Pod Tatrami pojawiło się dwanaście zespołów z całej Polski. Swoje reprezentacje – oprócz Portowców – wystawiły również m.in. Legia Warszawa, Śląsk Wrocław, Jagiellonia Białystok czy Zagłębie Lubin. Oprócz przedstawicieli Lotto Ekstraklasy do Zakopanego przyjechali również zawodnicy Escoli Varsovia, Sandecji Nowy Sącz, Stali Rzeszów czy GKS-u Katowice.
– Do Zakopanego przyjechały wszystkie topowe kluby z całej Polski. Cieszymy się, że znaleźliśmy się w tym gronie, chociaż długi dystans i ponad 12 godzin spędzonych w autokarze sporo nas kosztowały – mówi szkoleniowiec Dumy Pomorza.
Portowcy rywalizację rozpoczęli od fazy grupowej, w której zmierzyli się z Zagłębiem Lubin, Escolą Varsovia, Koroną Kielce, Sandecją Nowy Sącz i Fablokiem Chrzanów. Drugiego dnia turnieju podopieczni trenera Bieleckiego walczyli natomiast w „Ekstraklasie”, w której stanęli w szranki z Legią Warszawa, Stalą Rzeszów oraz – po raz drugi – z „Miedziowymi”.

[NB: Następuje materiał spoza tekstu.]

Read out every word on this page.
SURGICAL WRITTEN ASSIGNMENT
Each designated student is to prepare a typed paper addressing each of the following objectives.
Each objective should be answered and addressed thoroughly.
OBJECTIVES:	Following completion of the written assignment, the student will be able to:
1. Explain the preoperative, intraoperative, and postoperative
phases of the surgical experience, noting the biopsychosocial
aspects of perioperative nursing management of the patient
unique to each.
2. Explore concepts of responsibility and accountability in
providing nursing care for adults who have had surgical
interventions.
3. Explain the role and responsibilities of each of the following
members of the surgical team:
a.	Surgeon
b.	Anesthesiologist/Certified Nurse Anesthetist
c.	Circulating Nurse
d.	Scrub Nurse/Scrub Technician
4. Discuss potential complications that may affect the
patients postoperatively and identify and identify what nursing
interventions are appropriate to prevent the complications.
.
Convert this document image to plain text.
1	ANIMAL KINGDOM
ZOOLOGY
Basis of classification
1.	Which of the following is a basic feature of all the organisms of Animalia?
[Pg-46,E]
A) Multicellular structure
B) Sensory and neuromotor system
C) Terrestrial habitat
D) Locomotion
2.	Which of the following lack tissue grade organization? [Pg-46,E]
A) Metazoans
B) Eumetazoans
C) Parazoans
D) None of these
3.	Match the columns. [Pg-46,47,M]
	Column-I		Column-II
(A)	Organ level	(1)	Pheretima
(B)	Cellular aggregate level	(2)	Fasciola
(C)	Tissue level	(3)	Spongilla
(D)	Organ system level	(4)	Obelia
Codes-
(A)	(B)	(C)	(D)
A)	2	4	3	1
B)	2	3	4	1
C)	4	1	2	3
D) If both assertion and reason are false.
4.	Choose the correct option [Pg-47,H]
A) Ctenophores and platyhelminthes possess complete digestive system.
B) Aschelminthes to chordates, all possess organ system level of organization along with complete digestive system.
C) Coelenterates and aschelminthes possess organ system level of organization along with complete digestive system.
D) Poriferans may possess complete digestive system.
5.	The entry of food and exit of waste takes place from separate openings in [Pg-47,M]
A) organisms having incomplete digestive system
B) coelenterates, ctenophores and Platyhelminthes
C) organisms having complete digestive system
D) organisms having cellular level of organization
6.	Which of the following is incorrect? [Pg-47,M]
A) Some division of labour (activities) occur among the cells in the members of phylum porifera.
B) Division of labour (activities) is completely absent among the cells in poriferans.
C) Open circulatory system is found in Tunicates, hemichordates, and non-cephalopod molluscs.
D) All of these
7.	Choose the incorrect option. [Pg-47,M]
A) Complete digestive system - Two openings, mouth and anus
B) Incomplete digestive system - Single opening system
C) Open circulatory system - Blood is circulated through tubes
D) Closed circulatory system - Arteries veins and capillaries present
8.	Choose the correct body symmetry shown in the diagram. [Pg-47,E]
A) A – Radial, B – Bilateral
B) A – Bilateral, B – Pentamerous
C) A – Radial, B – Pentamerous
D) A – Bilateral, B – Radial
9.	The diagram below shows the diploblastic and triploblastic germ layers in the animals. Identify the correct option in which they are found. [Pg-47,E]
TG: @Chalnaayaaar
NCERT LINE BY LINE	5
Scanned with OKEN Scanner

– Nie był to najlepszy turniej w naszym wykonaniu. Nie punktowaliśmy tak, jakbyśmy chcieli. Kreowaliśmy sporo sytuacji, ale nie potrafili przełożyć ich na strzelone bramki. Powtórzyła nam się sytuacja z turnieju w Berlinie, gdzie też większość meczów kończyliśmy remisami. Wizyta w Zakopanem była dla nas jednak cennym doświadczeniem. Cieszymy się, że po raz kolejny mogliśmy zmierzyć się z czołowymi zespołami w Polsce – ocenia trener Tomasz Bielecki.